Both brands regain the titles they claimed from Kelley Blue Book back in 2010. Across its fleet, Toyota improved its 60-month average residual value by 2 percentage points compared to its 2011 average, allowing the company to best last years’ winner, Subaru, and a few others for KBB’s award, reported F&I and Showroom magazine.

“Despite Toyota’s success in the 2012 residual rankings, the company lost market share in the U.S. due to its supply shortage following the earthquake and tsunami in March 2011. The challenge for Toyota next year will be to regain this share without depressing its residual values,” said Eric Ibara, director of residual consulting, Kelley Blue Book. “A number of actions that could quickly increase sales and market share also could jeopardize its residual value crown, including over incentivizing and increasing daily rental volume.

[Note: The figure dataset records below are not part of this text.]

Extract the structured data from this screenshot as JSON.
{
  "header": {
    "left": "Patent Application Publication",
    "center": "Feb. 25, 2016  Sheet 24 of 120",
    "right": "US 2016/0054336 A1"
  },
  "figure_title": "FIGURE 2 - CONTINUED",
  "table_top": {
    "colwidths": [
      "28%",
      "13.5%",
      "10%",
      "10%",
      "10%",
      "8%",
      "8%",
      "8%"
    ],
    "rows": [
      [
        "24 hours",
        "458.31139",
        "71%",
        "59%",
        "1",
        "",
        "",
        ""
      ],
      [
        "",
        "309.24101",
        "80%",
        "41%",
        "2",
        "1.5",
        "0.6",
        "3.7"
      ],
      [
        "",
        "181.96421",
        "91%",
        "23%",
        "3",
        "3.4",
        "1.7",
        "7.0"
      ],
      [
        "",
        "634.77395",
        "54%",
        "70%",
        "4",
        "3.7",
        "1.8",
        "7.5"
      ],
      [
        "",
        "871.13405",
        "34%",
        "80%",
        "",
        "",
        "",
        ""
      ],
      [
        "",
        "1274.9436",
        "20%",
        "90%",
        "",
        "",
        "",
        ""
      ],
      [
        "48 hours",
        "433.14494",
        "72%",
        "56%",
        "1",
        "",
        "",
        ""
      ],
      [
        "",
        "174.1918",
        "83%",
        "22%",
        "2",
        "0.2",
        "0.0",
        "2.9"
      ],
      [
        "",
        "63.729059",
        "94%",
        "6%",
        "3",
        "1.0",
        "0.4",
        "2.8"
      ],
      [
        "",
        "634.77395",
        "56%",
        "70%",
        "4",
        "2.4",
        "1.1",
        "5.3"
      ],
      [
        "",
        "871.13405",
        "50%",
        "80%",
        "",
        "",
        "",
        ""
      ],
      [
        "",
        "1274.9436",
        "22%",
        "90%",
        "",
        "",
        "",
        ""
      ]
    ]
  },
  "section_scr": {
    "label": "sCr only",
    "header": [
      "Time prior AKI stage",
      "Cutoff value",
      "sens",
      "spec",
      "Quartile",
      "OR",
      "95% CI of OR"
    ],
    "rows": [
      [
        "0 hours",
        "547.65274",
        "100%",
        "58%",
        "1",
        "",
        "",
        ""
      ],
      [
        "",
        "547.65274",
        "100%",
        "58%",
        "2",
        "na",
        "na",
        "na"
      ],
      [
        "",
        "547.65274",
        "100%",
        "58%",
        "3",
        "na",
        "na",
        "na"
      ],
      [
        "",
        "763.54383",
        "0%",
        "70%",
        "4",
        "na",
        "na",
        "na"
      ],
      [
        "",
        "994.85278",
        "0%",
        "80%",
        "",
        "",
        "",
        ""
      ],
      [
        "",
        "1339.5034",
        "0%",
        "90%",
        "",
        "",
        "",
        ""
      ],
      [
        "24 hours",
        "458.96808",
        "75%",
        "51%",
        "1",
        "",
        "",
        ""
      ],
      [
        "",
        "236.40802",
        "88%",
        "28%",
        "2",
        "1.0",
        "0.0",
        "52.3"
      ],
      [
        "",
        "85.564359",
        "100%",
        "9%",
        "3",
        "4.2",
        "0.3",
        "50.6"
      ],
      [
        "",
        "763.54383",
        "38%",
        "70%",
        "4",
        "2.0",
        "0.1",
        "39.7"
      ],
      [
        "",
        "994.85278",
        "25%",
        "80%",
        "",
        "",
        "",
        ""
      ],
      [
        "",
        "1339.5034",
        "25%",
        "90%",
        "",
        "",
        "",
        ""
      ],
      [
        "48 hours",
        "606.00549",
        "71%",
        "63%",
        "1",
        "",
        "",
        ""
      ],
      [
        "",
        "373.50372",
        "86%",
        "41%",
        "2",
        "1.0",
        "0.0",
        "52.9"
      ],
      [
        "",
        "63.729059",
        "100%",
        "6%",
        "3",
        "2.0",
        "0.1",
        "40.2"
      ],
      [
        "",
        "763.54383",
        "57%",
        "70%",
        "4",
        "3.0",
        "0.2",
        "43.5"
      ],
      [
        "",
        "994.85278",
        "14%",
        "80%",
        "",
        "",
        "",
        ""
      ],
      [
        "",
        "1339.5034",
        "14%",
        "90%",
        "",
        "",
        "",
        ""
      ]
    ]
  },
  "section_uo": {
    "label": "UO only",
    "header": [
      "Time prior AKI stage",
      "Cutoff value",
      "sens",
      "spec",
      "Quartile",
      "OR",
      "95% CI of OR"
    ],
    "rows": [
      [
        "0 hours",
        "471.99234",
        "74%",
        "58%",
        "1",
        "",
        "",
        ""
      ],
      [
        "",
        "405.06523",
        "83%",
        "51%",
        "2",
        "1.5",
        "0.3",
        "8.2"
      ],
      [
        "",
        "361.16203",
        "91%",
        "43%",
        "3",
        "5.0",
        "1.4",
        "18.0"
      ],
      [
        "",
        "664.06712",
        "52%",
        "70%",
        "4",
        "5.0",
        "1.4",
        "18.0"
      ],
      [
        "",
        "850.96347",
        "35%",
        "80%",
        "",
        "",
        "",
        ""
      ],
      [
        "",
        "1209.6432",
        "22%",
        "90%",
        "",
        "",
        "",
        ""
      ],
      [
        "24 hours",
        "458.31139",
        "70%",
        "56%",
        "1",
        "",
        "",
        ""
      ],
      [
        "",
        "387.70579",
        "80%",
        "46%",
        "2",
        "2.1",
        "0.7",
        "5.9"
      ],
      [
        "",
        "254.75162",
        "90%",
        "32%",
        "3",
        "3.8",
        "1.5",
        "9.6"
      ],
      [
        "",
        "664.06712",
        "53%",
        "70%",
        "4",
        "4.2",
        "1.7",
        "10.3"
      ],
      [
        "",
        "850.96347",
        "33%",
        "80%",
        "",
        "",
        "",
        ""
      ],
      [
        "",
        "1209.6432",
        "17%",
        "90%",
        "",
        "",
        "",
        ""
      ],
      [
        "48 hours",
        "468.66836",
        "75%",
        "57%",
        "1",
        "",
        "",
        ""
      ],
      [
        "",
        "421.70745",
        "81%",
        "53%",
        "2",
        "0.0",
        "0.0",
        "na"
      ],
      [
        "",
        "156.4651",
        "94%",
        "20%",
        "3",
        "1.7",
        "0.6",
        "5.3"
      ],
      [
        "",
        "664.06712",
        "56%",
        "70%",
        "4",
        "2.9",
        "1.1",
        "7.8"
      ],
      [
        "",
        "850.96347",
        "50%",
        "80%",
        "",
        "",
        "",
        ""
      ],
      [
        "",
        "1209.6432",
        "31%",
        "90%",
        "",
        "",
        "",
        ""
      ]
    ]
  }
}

Clearly, Toyota’s actions through the next year will be pivotal in shaping its future direction.”

Based on vehicle sales and overall economic factors, Kelley Blue Book’s 60-month residual values for 2012 model-year vehicles are forecasted to average 35.5 percent of their original MSRP after five years of ownership, up just 1.5 percentage points from last year. The 60-month residual value increased by 0.9 percentage points for the light-car segment and 3.0 percentage points for the truck segment.

With the exception of vans and hybrid utilities, the average segment residual value for all truck segments, including SUVs and full-size trucks are projected to be higher than the average residual value in every car segment, except for high-performance cars, according to Kelly Blue Book. The truck segment is projected to maintain 38 percent of its value after 60 months, while the car segment is expected to maintain just 34 percent. Only two segments, the near-luxury segment and the sports-car segment, declined on a year-over-year basis.

Gas prices and catastrophic natural disasters played a significant role in new-vehicle sales and strong swings in vehicle segment preference throughout the year, according to Kelly Blue Book. Other key factors affecting the future values of 2012 model-year vehicles include unemployment, a stagnant housing forecast and some of the lowest consumer confidence numbers seen in decades.

The unemployment rate remains at 9 percent heading into 2012, but forecast have the rate dropping to 8.7 percent next year. Those that are out of work are finding it more difficult to find jobs, with an average 41 weeks unemployed, according to the company.

Kelley Blue Book projects that 2011 will close with 12.5 million vehicles sold, a one million-unit increase from 2010. A similar increase is projected for 2012.

As the Japanese get back into full production in the new year, KBB said it expects a pickup in sales activity as consumers waiting on the sidelines get back into the game. With an expectation for some increased consumer spending, Kelley Blue Book is forecasting 13.5 million in vehicle sales for 2012.